On the Structure of Cooperative and Competitive Solutions for a Generalized Assignment Game

1Instituto de Matemática Aplicada San Luis (UNSL-CONICET), Ejército de los Andes 950, 5700 San Luis, Argentina
2Departament d'Economia i d'Història Econòmica, Universitat Autònoma de Barcelona and Barcelona GSE, Edifici B, Bellaterra, 08193 Barcelona, Spain

Received 5 December 2013; Revised 14 February 2014; Accepted 15 February 2014; Published 30 April 2014

Academic Editor: Pu-yan Nie

Copyright © 2014 R. Pablo Arribillaga et al. This is an open access article distributed under the Creative Commons Attribution License, which permits unrestricted use, distribution, and reproduction in any medium, provided the original work is properly cited.

Abstract

We study cooperative and competitive solutions for a many-to-many generalization of Shapley and Shubik’s (1971) assignment game.

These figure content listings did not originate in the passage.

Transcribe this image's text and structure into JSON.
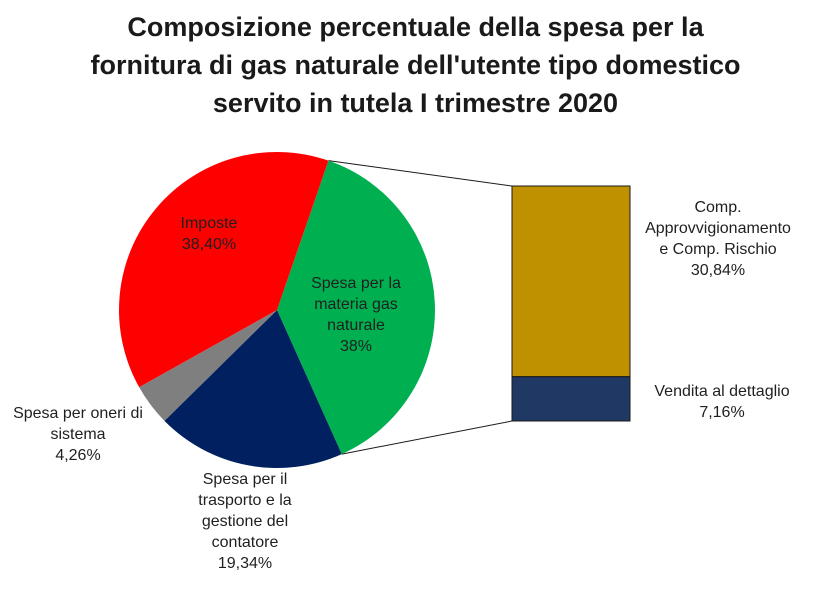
{
  "title_lines": [
    "Composizione percentuale della spesa per la",
    "fornitura di gas naturale dell'utente tipo domestico",
    "servito in tutela I trimestre 2020"
  ],
  "chart_data": {
    "type": "pie",
    "title": "Composizione percentuale della spesa per la fornitura di gas naturale dell'utente tipo domestico servito in tutela I trimestre 2020",
    "slices": [
      {
        "id": "materia",
        "lines": [
          "Spesa per la",
          "materia gas",
          "naturale",
          "38%"
        ],
        "value": 38.0,
        "color": "#00b050"
      },
      {
        "id": "trasporto",
        "lines": [
          "Spesa per il",
          "trasporto e la",
          "gestione del",
          "contatore",
          "19,34%"
        ],
        "value": 19.34,
        "color": "#002060"
      },
      {
        "id": "oneri",
        "lines": [
          "Spesa per oneri di",
          "sistema",
          "4,26%"
        ],
        "value": 4.26,
        "color": "#7f7f7f"
      },
      {
        "id": "imposte",
        "lines": [
          "Imposte",
          "38,40%"
        ],
        "value": 38.4,
        "color": "#ff0000"
      }
    ],
    "breakdown": {
      "of": "materia",
      "segments": [
        {
          "id": "approvvigionamento",
          "lines": [
            "Comp.",
            "Approvvigionamento",
            "e  Comp. Rischio",
            "30,84%"
          ],
          "value": 30.84,
          "color": "#bf9000"
        },
        {
          "id": "vendita",
          "lines": [
            "Vendita al dettaglio",
            "7,16%"
          ],
          "value": 7.16,
          "color": "#1f3864"
        }
      ]
    }
  }
}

We consider the Core, three other notions of group stability, and two alternative definitions of competitive equilibrium. We show that (i) each group stable set is closely related to the Core of certain games defined using a proper notion of blocking and (ii) each group stable set contains the set of payoff vectors associated with the two definitions of competitive equilibrium. We also show that all six solutions maintain a strictly nested structure. Moreover, each solution can be identified with a set of matrices of (discriminated) prices which indicate how gains from trade are distributed among buyers and sellers. In all cases such matrices arise as solutions of a system of linear inequalities. Hence, all six solutions have the same properties from a structural and computational point of view.